The 300 mostly Latino members of the United Electrical Workers union began the occupation on the last scheduled day of operations before the bosses would close the factory. The company gave the workers less than 60 days notice of the closure, in violation of federal labor laws. The company reported that its monthly earnings had dropped by around 25% to $2.9 million. But the company continued filling orders through the last scheduled day of operation, which gave workers little room to believe that the factory needed to close its doors.
Republic management told workers that it was necessary to close the factory in order to get loans from its main creditor, Bank of America. UE workers picketed the Bank's Chicago headquarters on December 3rd. Despite pledges from the bank and Republic management for a meeting on Friday with the UE local 1110 to discuss severance and other issues, this meeting was sabotaged when Republic management failed to show up. Workers replied by occupying the factory.

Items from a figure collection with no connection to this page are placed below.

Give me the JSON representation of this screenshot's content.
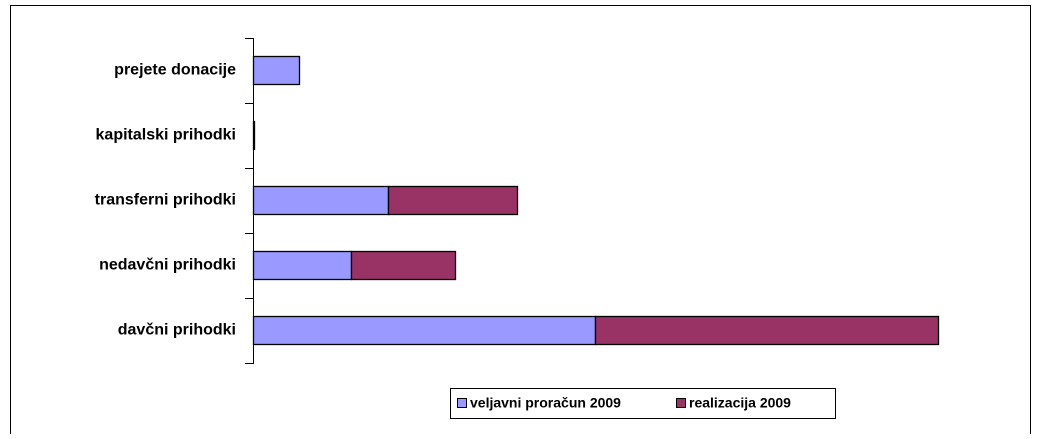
{
  "chart_data": {
    "type": "bar",
    "orientation": "horizontal",
    "stacked": true,
    "categories": [
      "prejete donacije",
      "kapitalski prihodki",
      "transferni prihodki",
      "nedavčni prihodki",
      "davčni prihodki"
    ],
    "series": [
      {
        "name": "veljavni proračun 2009",
        "color": "#9999ff",
        "values": [
          46,
          1,
          135,
          98,
          342
        ]
      },
      {
        "name": "realizacija 2009",
        "color": "#993366",
        "values": [
          0,
          0,
          129,
          104,
          343
        ]
      }
    ],
    "xlim": [
      0,
      750
    ],
    "legend": "bottom"
  }
}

Bank of America was one of the many large banks to get a part of the gigantic $700 billion bailout package approved by the Democratic and Republican parties in Congress in October. It was also supported by both Barack Obama and John McCain. Yet despite getting billions from the taxpayers, the vast majority of whom are working class , the bankers refuse to use public money for anything other than private gain. This is a painful reality of capitalism!
The other side to this reality is that it is not possible to get any meaningful concessions from the bosses, even something as basic as severance pay, except through the class struggle. We have to ask, if Bank of America is being "fueled" with public money, why is there not public ownership? If Republic is getting public assistance, this money should be used to keep the factory open and workers in their jobs. If there is no room for the bosses to continue making a profit, place the factory under public ownership and democratic workers control, send the bosses packing without compensation and remove the profit motive. In the meantime, the only way UE workers will receive the severance and back pay owed to them is through maintaining the occupation until management and Bank of America relent. To do this, UE workers need the full support of the wider labor movement.
This sit-in occupation of the factory is an example for millions of other workers across the U.S. who are facing a growing wave of layoffs, closures, pay and benefit cuts. Solidarity rallies have already been organized in the Chicago area. The AFL-CIO and Change to Win union federations should now mobilize the labor movement on a national scale to support the Republic workers. An injury to one is an injury to all!
The Workers International League joins others in solidarity with UE local 1110. We ask our readers and supporters to email solidarity letters to UE Local 1110, and to call on our unions to pass solidarity resolutions and to organize solidarity actions.